ADA supports African MFIs in helping their clients adopt good money management practices

01 December 2022
©Media Lens King

From 2018 to 2021, ADA supported the Microfinance African Institutions Network (MAIN) in helping clients of its member microfinance institutions (MFIs) adopt best practices in money management through financial education. 

The financial education courses provided aimed at giving MFI customers information and skills to understand, compare and make fully-informed choices about the products they are offered. It was agreed that MFI staff would first be trained in financial education modules on savings, budgeting, credit management, financial services and digital finance so they could then provide the same training to their clients on an independent basis. 

Among the 120 MFI members of MAIN, eight MFIs in four African countries received support from ADA and MAIN to implement financial education programmes for their clients: 
• in Togo: Millenium Microfinance, COOPEC-AD and MECI; 
• in Chad: UCEC-MK; 
• in Burkina Faso: MUFEDE-B, MIFA SA and ASIENA; 
• in Benin: ACFB. 

A total of 128 people from these eight MFIs were trained in financial education, and they in turn trained 12,282 clients. 

A survey to analyse the effects of training on customers 
Following the project, a survey was conducted among the customers of four of the eight MFIs that received training.
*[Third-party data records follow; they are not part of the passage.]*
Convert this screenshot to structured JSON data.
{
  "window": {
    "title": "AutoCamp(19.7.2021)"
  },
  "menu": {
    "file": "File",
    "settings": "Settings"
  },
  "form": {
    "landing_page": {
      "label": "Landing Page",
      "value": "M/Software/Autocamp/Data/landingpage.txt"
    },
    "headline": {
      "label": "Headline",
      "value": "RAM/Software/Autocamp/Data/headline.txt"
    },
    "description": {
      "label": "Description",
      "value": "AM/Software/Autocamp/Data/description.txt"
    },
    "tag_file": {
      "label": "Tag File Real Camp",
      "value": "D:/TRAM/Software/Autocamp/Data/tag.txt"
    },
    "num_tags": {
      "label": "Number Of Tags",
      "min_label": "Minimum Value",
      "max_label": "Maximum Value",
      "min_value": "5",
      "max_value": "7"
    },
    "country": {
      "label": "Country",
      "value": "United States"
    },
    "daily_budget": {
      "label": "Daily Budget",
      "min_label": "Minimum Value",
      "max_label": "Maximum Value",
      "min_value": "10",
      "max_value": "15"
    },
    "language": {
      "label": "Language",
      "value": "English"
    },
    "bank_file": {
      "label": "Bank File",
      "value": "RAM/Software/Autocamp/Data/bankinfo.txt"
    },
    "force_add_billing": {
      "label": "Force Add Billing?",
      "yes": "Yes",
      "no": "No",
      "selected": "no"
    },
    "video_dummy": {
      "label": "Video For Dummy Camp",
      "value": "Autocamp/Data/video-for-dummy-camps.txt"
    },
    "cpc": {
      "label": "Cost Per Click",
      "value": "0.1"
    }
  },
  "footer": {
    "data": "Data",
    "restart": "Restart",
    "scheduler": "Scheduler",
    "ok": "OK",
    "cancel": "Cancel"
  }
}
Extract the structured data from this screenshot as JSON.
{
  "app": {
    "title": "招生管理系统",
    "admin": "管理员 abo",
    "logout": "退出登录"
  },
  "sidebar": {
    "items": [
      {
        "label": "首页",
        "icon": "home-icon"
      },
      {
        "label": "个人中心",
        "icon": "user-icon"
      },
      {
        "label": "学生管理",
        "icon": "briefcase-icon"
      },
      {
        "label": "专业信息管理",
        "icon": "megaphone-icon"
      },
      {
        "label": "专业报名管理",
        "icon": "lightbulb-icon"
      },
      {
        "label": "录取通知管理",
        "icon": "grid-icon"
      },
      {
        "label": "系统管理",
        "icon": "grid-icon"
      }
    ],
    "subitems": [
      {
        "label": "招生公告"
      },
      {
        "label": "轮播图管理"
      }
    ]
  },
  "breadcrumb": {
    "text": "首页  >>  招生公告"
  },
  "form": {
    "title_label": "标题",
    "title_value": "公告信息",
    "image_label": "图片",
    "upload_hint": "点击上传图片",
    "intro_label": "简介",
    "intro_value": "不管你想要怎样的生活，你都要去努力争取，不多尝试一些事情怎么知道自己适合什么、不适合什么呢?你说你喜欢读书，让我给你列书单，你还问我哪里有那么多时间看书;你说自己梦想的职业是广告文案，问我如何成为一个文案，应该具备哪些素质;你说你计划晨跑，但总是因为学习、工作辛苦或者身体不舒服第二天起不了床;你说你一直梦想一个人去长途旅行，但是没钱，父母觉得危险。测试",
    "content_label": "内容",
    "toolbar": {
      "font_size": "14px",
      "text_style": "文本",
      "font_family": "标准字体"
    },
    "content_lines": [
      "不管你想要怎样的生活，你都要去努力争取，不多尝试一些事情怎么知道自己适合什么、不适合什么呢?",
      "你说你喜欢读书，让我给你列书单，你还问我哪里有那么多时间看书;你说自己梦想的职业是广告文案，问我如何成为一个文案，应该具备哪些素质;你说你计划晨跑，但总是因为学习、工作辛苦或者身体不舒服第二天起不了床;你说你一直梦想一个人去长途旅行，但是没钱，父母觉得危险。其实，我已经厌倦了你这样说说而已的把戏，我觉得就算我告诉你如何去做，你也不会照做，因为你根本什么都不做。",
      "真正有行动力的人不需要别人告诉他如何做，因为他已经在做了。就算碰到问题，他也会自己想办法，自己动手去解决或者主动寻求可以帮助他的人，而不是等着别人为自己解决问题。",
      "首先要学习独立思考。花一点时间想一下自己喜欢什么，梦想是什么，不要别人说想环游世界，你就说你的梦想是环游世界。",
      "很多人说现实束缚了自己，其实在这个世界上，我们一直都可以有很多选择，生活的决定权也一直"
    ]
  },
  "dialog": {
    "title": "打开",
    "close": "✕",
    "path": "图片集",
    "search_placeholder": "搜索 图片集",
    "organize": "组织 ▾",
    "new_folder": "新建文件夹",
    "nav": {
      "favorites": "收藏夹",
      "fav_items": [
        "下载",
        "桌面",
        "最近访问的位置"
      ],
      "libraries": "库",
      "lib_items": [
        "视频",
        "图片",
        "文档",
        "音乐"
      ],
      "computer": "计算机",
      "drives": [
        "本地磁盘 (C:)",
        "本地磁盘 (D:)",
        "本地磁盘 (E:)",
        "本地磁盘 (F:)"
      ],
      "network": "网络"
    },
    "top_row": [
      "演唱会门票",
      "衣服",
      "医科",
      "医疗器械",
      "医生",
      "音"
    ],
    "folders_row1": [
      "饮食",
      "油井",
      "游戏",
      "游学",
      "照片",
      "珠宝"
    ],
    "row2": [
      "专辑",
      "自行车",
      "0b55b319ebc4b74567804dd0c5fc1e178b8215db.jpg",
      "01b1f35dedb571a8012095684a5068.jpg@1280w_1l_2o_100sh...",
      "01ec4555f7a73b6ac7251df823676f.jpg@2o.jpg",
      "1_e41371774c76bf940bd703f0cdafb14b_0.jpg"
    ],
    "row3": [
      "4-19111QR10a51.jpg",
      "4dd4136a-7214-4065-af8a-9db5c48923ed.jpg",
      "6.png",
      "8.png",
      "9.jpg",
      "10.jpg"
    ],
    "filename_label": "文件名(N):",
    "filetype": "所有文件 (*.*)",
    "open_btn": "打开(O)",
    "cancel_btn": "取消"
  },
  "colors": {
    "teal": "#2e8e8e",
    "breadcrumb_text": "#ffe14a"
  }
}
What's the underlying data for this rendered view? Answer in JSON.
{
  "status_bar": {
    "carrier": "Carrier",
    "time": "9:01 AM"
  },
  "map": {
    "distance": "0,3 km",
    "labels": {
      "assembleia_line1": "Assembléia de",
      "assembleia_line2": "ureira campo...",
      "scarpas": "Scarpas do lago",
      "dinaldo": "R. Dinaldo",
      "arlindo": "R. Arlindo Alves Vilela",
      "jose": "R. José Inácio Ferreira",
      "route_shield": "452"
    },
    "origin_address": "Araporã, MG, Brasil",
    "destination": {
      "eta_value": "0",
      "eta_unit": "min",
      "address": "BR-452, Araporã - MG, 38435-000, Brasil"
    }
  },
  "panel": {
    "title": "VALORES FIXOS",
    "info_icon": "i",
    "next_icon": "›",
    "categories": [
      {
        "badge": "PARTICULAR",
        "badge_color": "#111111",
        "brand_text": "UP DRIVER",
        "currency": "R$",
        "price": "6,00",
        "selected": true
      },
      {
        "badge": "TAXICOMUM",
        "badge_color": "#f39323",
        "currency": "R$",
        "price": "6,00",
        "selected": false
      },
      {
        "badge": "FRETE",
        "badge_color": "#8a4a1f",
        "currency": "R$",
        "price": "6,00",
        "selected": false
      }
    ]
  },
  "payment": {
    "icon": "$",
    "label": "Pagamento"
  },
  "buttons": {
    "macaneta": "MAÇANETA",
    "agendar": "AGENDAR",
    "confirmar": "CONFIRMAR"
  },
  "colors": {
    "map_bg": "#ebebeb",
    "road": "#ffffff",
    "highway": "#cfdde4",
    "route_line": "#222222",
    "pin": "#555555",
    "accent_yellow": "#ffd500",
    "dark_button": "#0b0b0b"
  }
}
The survey aimed to provide a better understanding of what the training had brought to the customers, in particular in terms of the appropriation of financial knowledge, the adoption of new practices and any positive effects on the management of their money and their living conditions, and to identify aspects that could be improved. 

MFI customers changed their money management practices following the training 
99% of customers surveyed who received the training said they have changed their money management practices, for example by comparing prices before making a purchase (63%), keeping a written budget for household expenses (58%) or saving more than before (48%). For 52% of respondents, these new practices have significantly improved their household’s financial situation.  

"Now I don’t spend my income like I used to. I first save money for the loan, make some savings and then spend the rest on my needs."
Training recipient in Togo

"Before the training, I didn’t know the difference between profit and working capital. Now I know what I put into my business as money and what I take out
of it as profit."

Training recipient in Burkina Faso

Customers who save do not always use formal financial institutions 
While the survey showed positive changes in customers’ lives, it also helped identify areas for improvement. Although 93% of MFI customers put aside savings, they do not always use formal financial institutions, but instead keep their money at home, in tontines or elsewhere. One of the ways to increase formal savings would be for MFIs to make it easier for their customers to deposit and withdraw money, for example by providing digital payment solutions or local services.